Polarimetric imaging of circumstellar disks. I. Artifacts due to limited angular resolution


Context. Polarimetric images of circumstellar environments, even when corrected with adaptive optics, have a limited angular resolution. Finite resolution greatly affects polarimetric images because of the canceling of adjacent polarization signals with opposite signs. In radio astronomy this effect is called beam depolarization and is well known. However, radio techniques to mitigate beam depolarization are not directly applicable to optical images as a consequence of the inherent lack of phase information at optical wavelengths.
Aims: We explore the effects of a finite point-spread function (PSF) on polarimetric images and the application of Richardson-Lucy deconvolution to polarimetric images.
Methods: We simulated polarimetric images of highly simplified, circumstellar disk models and convolved these with simulated and actual SPHERE/ZIMPOL PSFs. We attempted to deconvolve simulated images in orthogonal linear polarizations and polarized intensity images.

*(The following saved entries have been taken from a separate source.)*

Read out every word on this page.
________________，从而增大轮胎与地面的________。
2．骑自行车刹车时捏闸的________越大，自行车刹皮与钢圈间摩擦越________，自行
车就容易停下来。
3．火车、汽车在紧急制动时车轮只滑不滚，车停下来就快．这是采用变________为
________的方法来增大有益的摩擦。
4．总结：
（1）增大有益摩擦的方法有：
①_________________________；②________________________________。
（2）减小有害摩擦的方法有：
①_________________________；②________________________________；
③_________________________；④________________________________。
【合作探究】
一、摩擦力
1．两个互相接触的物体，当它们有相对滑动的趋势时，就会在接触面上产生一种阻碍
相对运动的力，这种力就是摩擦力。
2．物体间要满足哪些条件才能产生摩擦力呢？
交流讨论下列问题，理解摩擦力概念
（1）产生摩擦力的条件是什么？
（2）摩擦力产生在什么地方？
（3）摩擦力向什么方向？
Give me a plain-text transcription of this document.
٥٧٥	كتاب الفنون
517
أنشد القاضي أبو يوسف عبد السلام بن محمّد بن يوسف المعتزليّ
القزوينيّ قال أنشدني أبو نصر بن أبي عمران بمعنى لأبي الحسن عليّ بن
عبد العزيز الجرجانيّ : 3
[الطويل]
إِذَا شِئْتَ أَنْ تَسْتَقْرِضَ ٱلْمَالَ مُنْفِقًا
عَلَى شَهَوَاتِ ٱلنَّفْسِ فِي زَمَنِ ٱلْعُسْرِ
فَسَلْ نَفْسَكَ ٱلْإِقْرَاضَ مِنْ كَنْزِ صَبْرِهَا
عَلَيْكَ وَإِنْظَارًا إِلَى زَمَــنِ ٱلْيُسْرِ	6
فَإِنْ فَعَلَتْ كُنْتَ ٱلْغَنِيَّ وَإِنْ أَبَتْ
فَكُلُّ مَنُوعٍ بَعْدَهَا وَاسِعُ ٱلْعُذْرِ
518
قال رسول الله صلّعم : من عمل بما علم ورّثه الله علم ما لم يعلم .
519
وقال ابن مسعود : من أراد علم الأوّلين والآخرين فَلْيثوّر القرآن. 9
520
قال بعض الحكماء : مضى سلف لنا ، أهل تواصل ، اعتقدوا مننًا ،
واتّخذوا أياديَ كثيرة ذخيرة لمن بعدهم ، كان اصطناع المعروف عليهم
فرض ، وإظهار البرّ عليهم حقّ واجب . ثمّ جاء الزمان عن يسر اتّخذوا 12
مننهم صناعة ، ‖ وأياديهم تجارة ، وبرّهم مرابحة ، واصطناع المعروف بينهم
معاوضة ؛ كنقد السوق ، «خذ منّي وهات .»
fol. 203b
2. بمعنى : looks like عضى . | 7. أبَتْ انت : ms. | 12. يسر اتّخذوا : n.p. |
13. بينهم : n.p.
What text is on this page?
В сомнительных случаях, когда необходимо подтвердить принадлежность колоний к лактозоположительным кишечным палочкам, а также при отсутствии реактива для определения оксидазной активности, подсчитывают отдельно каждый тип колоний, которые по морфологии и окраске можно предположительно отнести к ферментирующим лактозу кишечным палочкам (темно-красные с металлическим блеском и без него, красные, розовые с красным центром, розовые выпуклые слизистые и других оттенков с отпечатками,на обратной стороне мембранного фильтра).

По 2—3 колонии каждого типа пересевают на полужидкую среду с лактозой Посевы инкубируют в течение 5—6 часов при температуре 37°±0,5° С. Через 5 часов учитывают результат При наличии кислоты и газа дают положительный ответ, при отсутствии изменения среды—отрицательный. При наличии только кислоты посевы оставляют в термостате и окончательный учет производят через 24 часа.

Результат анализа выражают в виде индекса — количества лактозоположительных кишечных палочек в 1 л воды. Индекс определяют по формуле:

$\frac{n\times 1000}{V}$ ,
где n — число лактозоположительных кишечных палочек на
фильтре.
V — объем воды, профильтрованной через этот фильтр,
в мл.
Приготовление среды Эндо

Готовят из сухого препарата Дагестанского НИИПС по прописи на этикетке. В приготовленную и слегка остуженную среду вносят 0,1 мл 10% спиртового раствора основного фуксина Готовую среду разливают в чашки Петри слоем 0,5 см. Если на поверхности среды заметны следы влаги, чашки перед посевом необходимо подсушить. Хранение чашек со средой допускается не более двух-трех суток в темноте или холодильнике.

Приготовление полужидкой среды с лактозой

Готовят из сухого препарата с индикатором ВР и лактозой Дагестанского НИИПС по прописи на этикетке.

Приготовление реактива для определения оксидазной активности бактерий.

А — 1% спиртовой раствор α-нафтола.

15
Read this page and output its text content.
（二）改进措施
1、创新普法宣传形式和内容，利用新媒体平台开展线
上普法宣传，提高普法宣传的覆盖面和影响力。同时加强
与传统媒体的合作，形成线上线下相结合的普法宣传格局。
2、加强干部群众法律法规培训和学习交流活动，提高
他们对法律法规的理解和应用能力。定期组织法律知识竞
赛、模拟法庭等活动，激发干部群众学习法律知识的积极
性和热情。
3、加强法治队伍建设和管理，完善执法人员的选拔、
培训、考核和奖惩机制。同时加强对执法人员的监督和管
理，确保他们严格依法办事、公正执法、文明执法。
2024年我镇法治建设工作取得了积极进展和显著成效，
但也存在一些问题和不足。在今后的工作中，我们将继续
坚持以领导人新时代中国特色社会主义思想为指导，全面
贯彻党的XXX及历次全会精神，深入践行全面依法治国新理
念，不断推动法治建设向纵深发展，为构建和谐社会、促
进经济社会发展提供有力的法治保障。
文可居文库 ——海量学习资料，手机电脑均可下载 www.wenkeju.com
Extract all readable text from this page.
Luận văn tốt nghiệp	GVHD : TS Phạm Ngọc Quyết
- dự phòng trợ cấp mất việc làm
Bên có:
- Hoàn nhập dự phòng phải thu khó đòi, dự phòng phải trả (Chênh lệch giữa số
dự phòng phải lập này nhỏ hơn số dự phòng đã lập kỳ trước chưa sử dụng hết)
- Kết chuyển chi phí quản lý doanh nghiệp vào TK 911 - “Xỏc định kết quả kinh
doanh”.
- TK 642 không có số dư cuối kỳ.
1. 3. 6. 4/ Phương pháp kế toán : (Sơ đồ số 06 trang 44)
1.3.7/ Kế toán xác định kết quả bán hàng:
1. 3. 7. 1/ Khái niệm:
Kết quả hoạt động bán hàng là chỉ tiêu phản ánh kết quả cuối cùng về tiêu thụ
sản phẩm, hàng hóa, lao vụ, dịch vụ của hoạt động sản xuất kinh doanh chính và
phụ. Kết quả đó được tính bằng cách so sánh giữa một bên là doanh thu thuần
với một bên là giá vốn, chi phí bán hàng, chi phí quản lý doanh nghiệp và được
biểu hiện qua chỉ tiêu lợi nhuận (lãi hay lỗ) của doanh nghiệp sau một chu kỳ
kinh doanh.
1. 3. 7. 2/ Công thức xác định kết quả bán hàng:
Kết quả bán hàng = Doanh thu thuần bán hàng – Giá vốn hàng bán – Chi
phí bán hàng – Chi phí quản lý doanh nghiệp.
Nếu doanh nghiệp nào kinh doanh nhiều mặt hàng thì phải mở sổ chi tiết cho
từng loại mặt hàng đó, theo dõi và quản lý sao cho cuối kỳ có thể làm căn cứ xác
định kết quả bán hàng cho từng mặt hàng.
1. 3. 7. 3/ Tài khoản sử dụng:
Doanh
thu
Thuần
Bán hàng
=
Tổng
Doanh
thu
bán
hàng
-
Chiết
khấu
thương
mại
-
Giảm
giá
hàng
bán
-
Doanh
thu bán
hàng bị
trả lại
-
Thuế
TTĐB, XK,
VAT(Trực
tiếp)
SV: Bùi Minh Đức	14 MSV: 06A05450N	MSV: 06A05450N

Results: The most significant effect of finite angular resolution is the loss of polarimetric signal close to the central star where large polarization signals of opposite signs average out. The finite angular resolution can also introduce polarized light in areas beyond the original, polarized signal such as outside of disks. These effects are particularly severe for disks that are not rotationally symmetric. The deconvolution of polarimetric images is far from trivial. Richardson-Lucy deconvolution applied to images in opposite linear polarization states, which are subsequently subtracted from each other, cannot recover the signal close to the star. Sources that lack rotational symmetry cannot be recovered with this deconvolution approach.